India, on the other hand, has a robust domestic coal supply chain that is not impacted by global occurrences. This is why India was able to effortlessly handle the coal situation recently, and ensure that no part of the country slips into darkness. And the efficacy with which India handled what could have been an all-out crisis is what has riled up China.
China’s Coal Crisis
China is reeling under an intense power crisis. Industries are not being allowed to function in the Communist nation, as the CCP regime resorts to unprecedented industrial power rationing. So, China – which is a major global exporter of Aluminium, finds itself in the unique position of not manufacturing any Aluminium.
China’s power crisis is bigger than you would think. At least 20 provinces in China have been hit by some kind of power cuts and outages. These provinces make up over two-thirds of China’s Gross Domestic Product (GDP). The manufacturing powerhouses of China – Jiangsu, Zhejiang, and Guangdong provinces are among the worst hit.

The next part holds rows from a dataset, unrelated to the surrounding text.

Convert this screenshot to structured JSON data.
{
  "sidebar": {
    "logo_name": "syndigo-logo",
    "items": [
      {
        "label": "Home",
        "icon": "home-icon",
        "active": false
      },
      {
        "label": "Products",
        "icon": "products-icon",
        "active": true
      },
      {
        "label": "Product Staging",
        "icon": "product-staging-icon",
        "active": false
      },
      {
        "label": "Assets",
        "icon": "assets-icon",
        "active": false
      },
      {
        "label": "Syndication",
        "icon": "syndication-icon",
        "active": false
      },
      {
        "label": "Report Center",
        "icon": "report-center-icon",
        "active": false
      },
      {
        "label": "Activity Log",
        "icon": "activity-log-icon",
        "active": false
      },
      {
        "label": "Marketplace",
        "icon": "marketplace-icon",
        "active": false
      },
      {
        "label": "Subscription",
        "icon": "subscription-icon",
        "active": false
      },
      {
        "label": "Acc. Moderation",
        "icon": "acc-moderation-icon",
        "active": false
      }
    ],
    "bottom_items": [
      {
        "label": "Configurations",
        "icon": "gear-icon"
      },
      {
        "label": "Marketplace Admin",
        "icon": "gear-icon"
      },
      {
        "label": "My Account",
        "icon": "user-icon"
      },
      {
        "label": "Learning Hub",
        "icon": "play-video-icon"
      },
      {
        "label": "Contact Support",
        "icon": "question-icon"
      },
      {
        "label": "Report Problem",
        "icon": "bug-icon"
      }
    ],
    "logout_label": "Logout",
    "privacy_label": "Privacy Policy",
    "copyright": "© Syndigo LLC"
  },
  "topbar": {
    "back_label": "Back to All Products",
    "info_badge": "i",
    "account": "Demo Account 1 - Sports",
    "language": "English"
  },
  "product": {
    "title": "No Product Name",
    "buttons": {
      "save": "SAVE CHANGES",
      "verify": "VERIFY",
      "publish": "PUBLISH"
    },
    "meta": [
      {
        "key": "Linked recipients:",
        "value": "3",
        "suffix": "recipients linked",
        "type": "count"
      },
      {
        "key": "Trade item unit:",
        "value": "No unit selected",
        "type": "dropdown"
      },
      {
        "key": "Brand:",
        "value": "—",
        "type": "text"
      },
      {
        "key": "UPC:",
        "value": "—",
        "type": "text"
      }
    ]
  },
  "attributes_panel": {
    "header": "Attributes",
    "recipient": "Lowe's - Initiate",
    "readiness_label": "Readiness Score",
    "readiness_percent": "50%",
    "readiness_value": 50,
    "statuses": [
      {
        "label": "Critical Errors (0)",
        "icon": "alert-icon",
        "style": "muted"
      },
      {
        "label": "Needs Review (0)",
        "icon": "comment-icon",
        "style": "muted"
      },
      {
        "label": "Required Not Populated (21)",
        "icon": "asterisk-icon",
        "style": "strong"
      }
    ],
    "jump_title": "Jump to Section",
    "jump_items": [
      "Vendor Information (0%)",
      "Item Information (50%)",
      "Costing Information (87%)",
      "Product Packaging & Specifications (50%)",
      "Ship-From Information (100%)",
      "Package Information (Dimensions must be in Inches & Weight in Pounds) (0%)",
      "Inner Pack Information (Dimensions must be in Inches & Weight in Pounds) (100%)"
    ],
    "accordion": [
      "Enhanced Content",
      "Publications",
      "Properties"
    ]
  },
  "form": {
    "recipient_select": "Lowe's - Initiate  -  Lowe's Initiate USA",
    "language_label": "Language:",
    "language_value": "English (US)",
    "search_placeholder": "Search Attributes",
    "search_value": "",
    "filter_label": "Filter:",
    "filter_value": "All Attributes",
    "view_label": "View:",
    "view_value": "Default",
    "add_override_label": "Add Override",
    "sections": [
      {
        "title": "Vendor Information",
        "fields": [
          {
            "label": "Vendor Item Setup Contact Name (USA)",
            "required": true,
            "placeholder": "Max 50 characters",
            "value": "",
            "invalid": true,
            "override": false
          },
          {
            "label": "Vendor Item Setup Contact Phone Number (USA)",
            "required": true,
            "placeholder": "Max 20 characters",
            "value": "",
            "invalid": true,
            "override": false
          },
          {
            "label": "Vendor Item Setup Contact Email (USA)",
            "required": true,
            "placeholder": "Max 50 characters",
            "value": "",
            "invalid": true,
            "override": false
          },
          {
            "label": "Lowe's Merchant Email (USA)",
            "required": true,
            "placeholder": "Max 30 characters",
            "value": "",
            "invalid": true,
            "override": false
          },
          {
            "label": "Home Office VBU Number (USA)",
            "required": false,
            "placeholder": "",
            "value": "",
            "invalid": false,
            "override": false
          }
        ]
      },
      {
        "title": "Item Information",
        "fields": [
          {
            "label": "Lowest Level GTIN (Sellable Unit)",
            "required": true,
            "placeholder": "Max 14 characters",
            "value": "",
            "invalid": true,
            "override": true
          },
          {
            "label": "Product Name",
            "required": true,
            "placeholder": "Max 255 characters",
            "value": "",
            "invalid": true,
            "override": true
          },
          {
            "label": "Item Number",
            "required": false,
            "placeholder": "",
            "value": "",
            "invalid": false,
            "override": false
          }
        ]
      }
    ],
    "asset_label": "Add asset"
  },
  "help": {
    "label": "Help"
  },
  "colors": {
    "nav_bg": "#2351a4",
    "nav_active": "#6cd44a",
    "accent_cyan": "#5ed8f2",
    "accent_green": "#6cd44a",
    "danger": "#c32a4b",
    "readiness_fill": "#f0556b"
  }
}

Together they account for one-third of the Chinese economy and lead China’s colossal exports industry.
Ceramics, stainless steel, fertilizers, and food processing units, you simply cannot think of a Chinese industry that remained immune from the ongoing power crisis. Coal provides half of China’s energy needs.
So, given how China has failed magnificently at avoiding a coal crisis and intense power shortage, India handling its coal situation seamlessly only added insult to injury for the CCP – which deployed its foremost propaganda publication to paint a doomsday picture for our country, albeit, unsuccessfully.